Kembali kepada Bahtera yang di awal sudah memiliki kemampuan menggambar manual pada level yang lebih tinggi. Ketika memegang prinsip bermain game dalam mendidiknya, maka Bahtera perlu diberi tantangan sehingga mampu naik level pada tingkatan yang lebih kompleks. Bersamaan dengan rencana pameran di akhir September 2022, Bahtera saya beri tantangan untuk menampilkan karya lukisannya. Tidak hanya satu karya, namun banyak karya yang perlu ditampilkan. Bahkan pernah saya tantang ke depannya bisa membuka pameran tunggal. Dari tantangan tersebut ternyata membawa dampak yang positif pada Bahtera. Biasanya ia mengerjakan sesuatu sesuai dengan mood, namun di akhir-akhir ini, Bahtera mampu nembuat karya-karya lukisan sebagai tantangan bebas di samping tantangan wajib juga ia kerjakan dengan baik.
Karya-karya tersebut merupakan karya bebas yang akan digunakan untuk pameran.
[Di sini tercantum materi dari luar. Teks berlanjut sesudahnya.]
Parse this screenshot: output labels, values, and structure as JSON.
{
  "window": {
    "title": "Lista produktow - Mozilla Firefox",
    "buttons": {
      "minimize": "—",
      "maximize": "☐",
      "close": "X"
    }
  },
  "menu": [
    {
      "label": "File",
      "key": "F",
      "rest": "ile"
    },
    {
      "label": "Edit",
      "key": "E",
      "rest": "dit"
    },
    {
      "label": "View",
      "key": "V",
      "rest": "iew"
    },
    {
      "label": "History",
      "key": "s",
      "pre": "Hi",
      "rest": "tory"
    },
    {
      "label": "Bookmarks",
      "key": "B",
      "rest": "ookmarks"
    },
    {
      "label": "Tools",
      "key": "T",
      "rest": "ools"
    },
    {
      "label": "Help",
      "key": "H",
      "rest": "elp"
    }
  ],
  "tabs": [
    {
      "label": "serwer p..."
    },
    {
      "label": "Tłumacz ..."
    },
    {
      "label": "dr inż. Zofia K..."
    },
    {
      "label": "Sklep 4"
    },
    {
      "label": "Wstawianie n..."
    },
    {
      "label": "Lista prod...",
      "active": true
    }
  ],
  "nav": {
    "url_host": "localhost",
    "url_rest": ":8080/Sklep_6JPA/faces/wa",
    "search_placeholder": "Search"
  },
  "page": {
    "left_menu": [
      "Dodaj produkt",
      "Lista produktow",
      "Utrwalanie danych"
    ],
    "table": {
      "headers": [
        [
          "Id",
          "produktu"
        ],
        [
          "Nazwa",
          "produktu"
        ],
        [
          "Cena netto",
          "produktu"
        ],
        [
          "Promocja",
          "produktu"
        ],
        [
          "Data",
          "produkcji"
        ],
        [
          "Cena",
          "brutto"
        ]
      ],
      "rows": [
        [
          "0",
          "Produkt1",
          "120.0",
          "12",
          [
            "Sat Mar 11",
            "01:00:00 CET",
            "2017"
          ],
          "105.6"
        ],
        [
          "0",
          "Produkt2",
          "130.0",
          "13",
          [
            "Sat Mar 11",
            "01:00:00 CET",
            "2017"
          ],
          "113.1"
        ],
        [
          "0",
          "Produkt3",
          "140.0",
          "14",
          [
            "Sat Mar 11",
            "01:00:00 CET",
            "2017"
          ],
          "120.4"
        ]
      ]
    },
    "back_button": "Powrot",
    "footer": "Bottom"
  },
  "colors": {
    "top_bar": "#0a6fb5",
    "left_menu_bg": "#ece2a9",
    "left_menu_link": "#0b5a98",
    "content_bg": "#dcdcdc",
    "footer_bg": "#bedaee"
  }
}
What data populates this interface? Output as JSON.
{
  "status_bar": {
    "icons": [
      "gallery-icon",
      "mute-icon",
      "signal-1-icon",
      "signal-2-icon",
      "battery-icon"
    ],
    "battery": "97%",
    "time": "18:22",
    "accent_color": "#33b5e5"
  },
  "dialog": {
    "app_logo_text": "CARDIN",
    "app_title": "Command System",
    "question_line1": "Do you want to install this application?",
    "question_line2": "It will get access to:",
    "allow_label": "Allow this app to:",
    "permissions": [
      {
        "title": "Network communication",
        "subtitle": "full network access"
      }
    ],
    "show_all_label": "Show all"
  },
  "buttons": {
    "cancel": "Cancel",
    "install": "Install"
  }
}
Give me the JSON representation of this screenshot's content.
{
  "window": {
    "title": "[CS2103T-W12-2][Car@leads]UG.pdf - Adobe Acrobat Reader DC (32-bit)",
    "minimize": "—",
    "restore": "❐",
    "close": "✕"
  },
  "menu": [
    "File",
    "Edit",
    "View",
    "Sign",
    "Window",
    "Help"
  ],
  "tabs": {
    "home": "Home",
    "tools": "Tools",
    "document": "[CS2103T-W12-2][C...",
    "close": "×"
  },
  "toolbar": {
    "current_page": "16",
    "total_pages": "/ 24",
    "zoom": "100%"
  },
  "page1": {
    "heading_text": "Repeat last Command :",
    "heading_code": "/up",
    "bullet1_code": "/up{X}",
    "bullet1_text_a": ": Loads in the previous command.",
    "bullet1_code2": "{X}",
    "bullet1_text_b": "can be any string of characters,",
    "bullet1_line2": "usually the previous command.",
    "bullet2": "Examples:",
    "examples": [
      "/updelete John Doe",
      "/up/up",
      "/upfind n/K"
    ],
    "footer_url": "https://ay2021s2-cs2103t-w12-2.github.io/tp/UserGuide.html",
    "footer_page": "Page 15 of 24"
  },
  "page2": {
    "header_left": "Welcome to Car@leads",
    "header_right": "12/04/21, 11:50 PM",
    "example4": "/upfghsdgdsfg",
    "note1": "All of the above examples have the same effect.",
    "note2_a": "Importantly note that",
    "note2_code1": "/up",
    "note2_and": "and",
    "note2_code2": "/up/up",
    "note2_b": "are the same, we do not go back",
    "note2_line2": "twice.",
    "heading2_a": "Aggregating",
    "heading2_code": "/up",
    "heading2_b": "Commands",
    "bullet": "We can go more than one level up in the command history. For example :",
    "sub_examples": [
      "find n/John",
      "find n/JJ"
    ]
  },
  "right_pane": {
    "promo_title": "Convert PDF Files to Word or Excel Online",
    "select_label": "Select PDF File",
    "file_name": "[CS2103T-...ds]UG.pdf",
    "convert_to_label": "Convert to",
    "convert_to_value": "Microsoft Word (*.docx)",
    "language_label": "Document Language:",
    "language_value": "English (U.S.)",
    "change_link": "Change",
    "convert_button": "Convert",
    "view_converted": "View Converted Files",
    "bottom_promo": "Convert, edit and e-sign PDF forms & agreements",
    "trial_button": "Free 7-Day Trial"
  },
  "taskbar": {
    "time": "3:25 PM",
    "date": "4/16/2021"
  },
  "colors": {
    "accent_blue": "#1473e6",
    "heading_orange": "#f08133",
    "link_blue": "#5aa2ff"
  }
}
Masih banyak lagi karya yang dibuat dengan media kertas. Ada kepuasan dari Bahtera ketika mendapat tantangan ini. Tantangan yang tentu berbeda dengan siswa lainnya, karena passionnya adalah melukis, bahkan menjadi pelukis adalah cita-citanya. Untuk masuk pada level berikutnya, Bahtera juga ditantang untuk membuat lukisan atau gambar wajah secara langsung dari orang yang berada di depannya ketika sedang pameran nantinya. Meskipun kegiatan itu belum pernah ia lakukan, namun ia tertantang dan ingin mencobanya dari sekarang. Tidak harus segudang administrasi penilaian bahkan penilaian angka-angka yang belum tentu diperlukan oleh seorang Bahtera. Yang ia butuhkan justru wadah untuk mengaktualisasi diri. Model permainan game inilah yang dibutuhkan Bahtera dengan cara diberi tantangan.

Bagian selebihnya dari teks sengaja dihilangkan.